Cuando se celebró el primer centenario de la Patria, preguntábamos que significaba ser argentino, seguramente recibiríamos una respuesta muy diferente a la que tendríamos si se la hiciésemos a nuestros contemporáneos.
Sucede que la representatividad del ser argentino se ha ido difuminando, afantasmando, no sólo de la mano de la globalidad, sino también de la conciencia de que coexisten en la Patria diferentes modos de sentir lo que nos identifica como una comunidad, como una nación, como hijos de una misma tierra.
Y no es que sólo suceda por estas geografías que compartimos. Hace miles de años, cuando no éramos tan vecinos, podíamos identificar con bastante facilidad a los egipcios y distinguirlos de los chinos, cuando no de los aztecas.
El intercambio comercial y cultural derivado de la mayor facilidad de contacto entre las regiones ha determinado influencias mutuas que hacen difícil distinguir con absoluta precisión las características que definen la idiosincrasia de un pueblo, diferenciándolo de otro.

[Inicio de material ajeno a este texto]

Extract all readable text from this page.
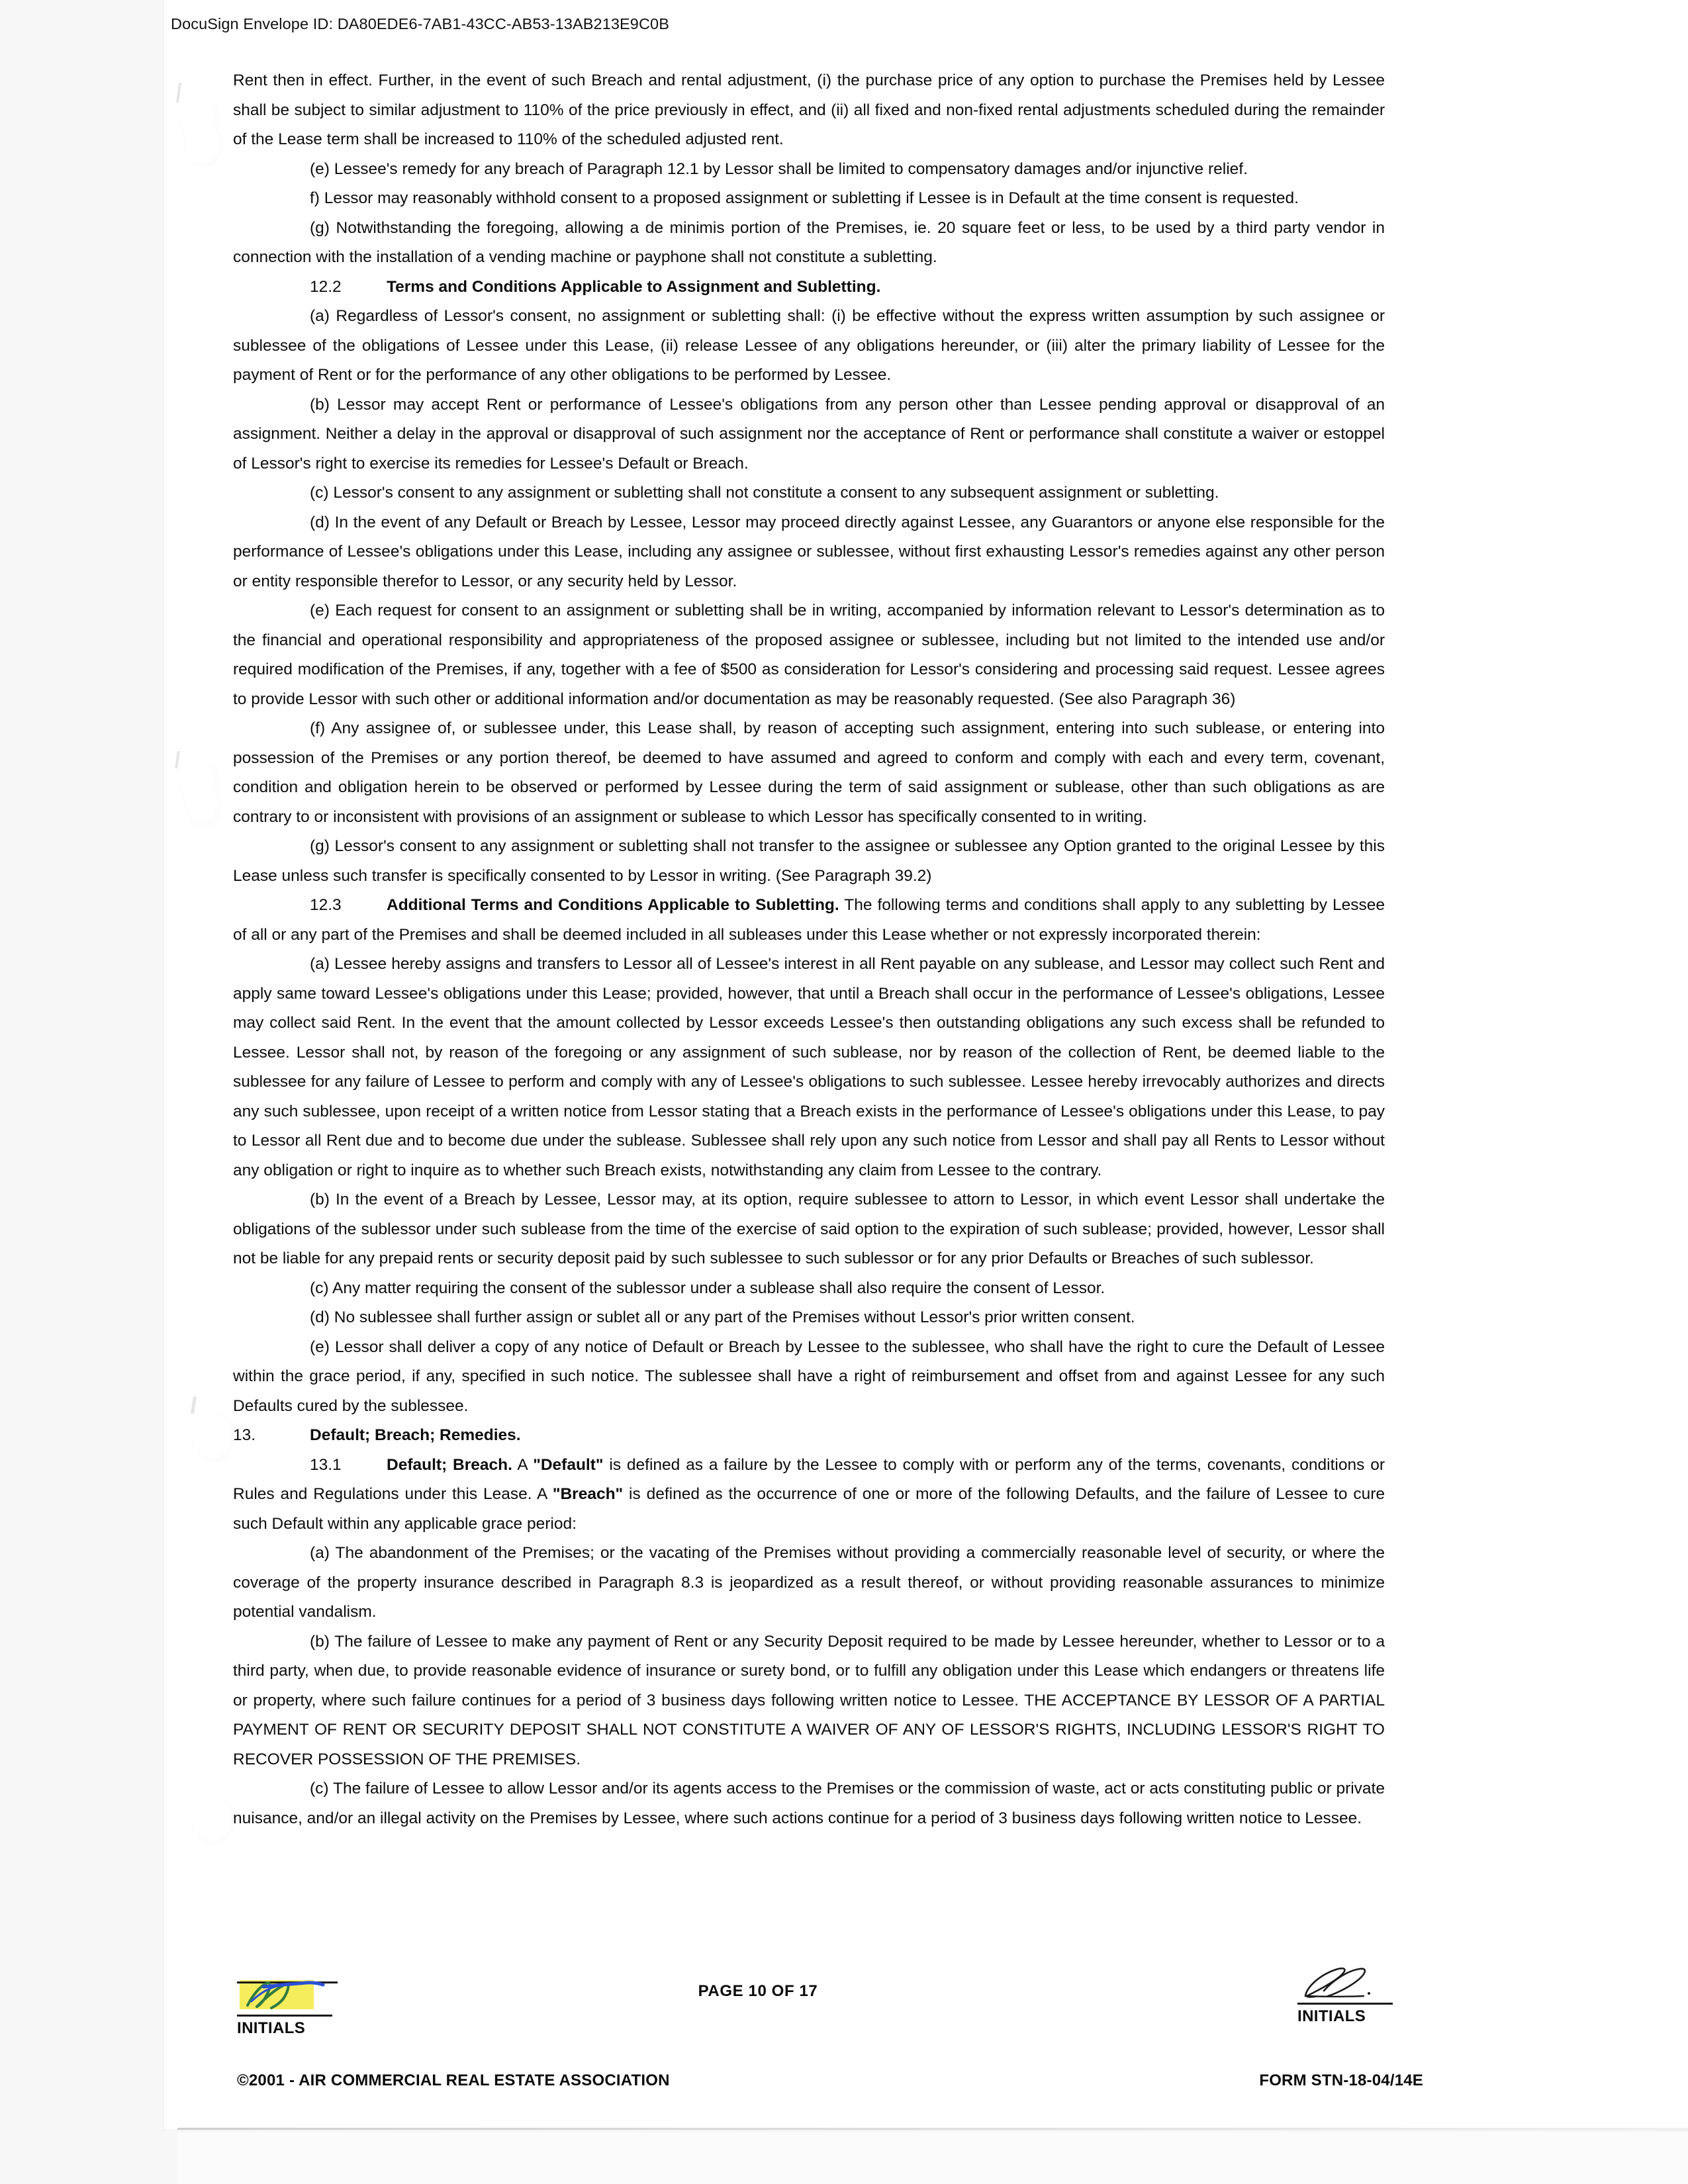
DocuSign Envelope ID: DA80EDE6-7AB1-43CC-AB53-13AB213E9C0B

Rent then in effect. Further, in the event of such Breach and rental adjustment, (i) the purchase price of any option to purchase the Premises held by Lessee shall be subject to similar adjustment to 110% of the price previously in effect, and (ii) all fixed and non-fixed rental adjustments scheduled during the remainder of the Lease term shall be increased to 110% of the scheduled adjusted rent.

(e) Lessee's remedy for any breach of Paragraph 12.1 by Lessor shall be limited to compensatory damages and/or injunctive relief.

f) Lessor may reasonably withhold consent to a proposed assignment or subletting if Lessee is in Default at the time consent is requested.

(g) Notwithstanding the foregoing, allowing a de minimis portion of the Premises, ie. 20 square feet or less, to be used by a third party vendor in connection with the installation of a vending machine or payphone shall not constitute a subletting.

12.2	Terms and Conditions Applicable to Assignment and Subletting.

(a) Regardless of Lessor's consent, no assignment or subletting shall: (i) be effective without the express written assumption by such assignee or sublessee of the obligations of Lessee under this Lease, (ii) release Lessee of any obligations hereunder, or (iii) alter the primary liability of Lessee for the payment of Rent or for the performance of any other obligations to be performed by Lessee.

(b) Lessor may accept Rent or performance of Lessee's obligations from any person other than Lessee pending approval or disapproval of an assignment. Neither a delay in the approval or disapproval of such assignment nor the acceptance of Rent or performance shall constitute a waiver or estoppel of Lessor's right to exercise its remedies for Lessee's Default or Breach.

(c) Lessor's consent to any assignment or subletting shall not constitute a consent to any subsequent assignment or subletting.

(d) In the event of any Default or Breach by Lessee, Lessor may proceed directly against Lessee, any Guarantors or anyone else responsible for the performance of Lessee's obligations under this Lease, including any assignee or sublessee, without first exhausting Lessor's remedies against any other person or entity responsible therefor to Lessor, or any security held by Lessor.

(e) Each request for consent to an assignment or subletting shall be in writing, accompanied by information relevant to Lessor's determination as to the financial and operational responsibility and appropriateness of the proposed assignee or sublessee, including but not limited to the intended use and/or required modification of the Premises, if any, together with a fee of $500 as consideration for Lessor's considering and processing said request. Lessee agrees to provide Lessor with such other or additional information and/or documentation as may be reasonably requested. (See also Paragraph 36)

(f) Any assignee of, or sublessee under, this Lease shall, by reason of accepting such assignment, entering into such sublease, or entering into possession of the Premises or any portion thereof, be deemed to have assumed and agreed to conform and comply with each and every term, covenant, condition and obligation herein to be observed or performed by Lessee during the term of said assignment or sublease, other than such obligations as are contrary to or inconsistent with provisions of an assignment or sublease to which Lessor has specifically consented to in writing.

(g) Lessor's consent to any assignment or subletting shall not transfer to the assignee or sublessee any Option granted to the original Lessee by this Lease unless such transfer is specifically consented to by Lessor in writing. (See Paragraph 39.2)

12.3	Additional Terms and Conditions Applicable to Subletting. The following terms and conditions shall apply to any subletting by Lessee of all or any part of the Premises and shall be deemed included in all subleases under this Lease whether or not expressly incorporated therein:

(a) Lessee hereby assigns and transfers to Lessor all of Lessee's interest in all Rent payable on any sublease, and Lessor may collect such Rent and apply same toward Lessee's obligations under this Lease; provided, however, that until a Breach shall occur in the performance of Lessee's obligations, Lessee may collect said Rent. In the event that the amount collected by Lessor exceeds Lessee's then outstanding obligations any such excess shall be refunded to Lessee. Lessor shall not, by reason of the foregoing or any assignment of such sublease, nor by reason of the collection of Rent, be deemed liable to the sublessee for any failure of Lessee to perform and comply with any of Lessee's obligations to such sublessee. Lessee hereby irrevocably authorizes and directs any such sublessee, upon receipt of a written notice from Lessor stating that a Breach exists in the performance of Lessee's obligations under this Lease, to pay to Lessor all Rent due and to become due under the sublease. Sublessee shall rely upon any such notice from Lessor and shall pay all Rents to Lessor without any obligation or right to inquire as to whether such Breach exists, notwithstanding any claim from Lessee to the contrary.

(b) In the event of a Breach by Lessee, Lessor may, at its option, require sublessee to attorn to Lessor, in which event Lessor shall undertake the obligations of the sublessor under such sublease from the time of the exercise of said option to the expiration of such sublease; provided, however, Lessor shall not be liable for any prepaid rents or security deposit paid by such sublessee to such sublessor or for any prior Defaults or Breaches of such sublessor.

(c) Any matter requiring the consent of the sublessor under a sublease shall also require the consent of Lessor.

(d) No sublessee shall further assign or sublet all or any part of the Premises without Lessor's prior written consent.

(e) Lessor shall deliver a copy of any notice of Default or Breach by Lessee to the sublessee, who shall have the right to cure the Default of Lessee within the grace period, if any, specified in such notice. The sublessee shall have a right of reimbursement and offset from and against Lessee for any such Defaults cured by the sublessee.

13.	Default; Breach; Remedies.

13.1	Default; Breach. A "Default" is defined as a failure by the Lessee to comply with or perform any of the terms, covenants, conditions or Rules and Regulations under this Lease. A "Breach" is defined as the occurrence of one or more of the following Defaults, and the failure of Lessee to cure such Default within any applicable grace period:

(a) The abandonment of the Premises; or the vacating of the Premises without providing a commercially reasonable level of security, or where the coverage of the property insurance described in Paragraph 8.3 is jeopardized as a result thereof, or without providing reasonable assurances to minimize potential vandalism.

(b) The failure of Lessee to make any payment of Rent or any Security Deposit required to be made by Lessee hereunder, whether to Lessor or to a third party, when due, to provide reasonable evidence of insurance or surety bond, or to fulfill any obligation under this Lease which endangers or threatens life or property, where such failure continues for a period of 3 business days following written notice to Lessee. THE ACCEPTANCE BY LESSOR OF A PARTIAL PAYMENT OF RENT OR SECURITY DEPOSIT SHALL NOT CONSTITUTE A WAIVER OF ANY OF LESSOR'S RIGHTS, INCLUDING LESSOR'S RIGHT TO RECOVER POSSESSION OF THE PREMISES.

(c) The failure of Lessee to allow Lessor and/or its agents access to the Premises or the commission of waste, act or acts constituting public or private nuisance, and/or an illegal activity on the Premises by Lessee, where such actions continue for a period of 3 business days following written notice to Lessee.

PAGE 10 OF 17
INITIALS
INITIALS
©2001 - AIR COMMERCIAL REAL ESTATE ASSOCIATION	FORM STN-18-04/14E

En Argentina, inclusive, no se vive la relación con la Patria de la misma manera en el Puerto que en el Norte o el Litoral.
¿El tango, nos representa a todos? O será el locro, o las empanadas, o las tonadas cuyanas…
En ese sentido, parecen compartir características similares porteños y uruguayos, más que porteños y jujeños. Y si decimos que somos un crisol de razas, que la argentinidad es toda esa pluralidad, lo que estamos diciendo es que en realidad no es nada.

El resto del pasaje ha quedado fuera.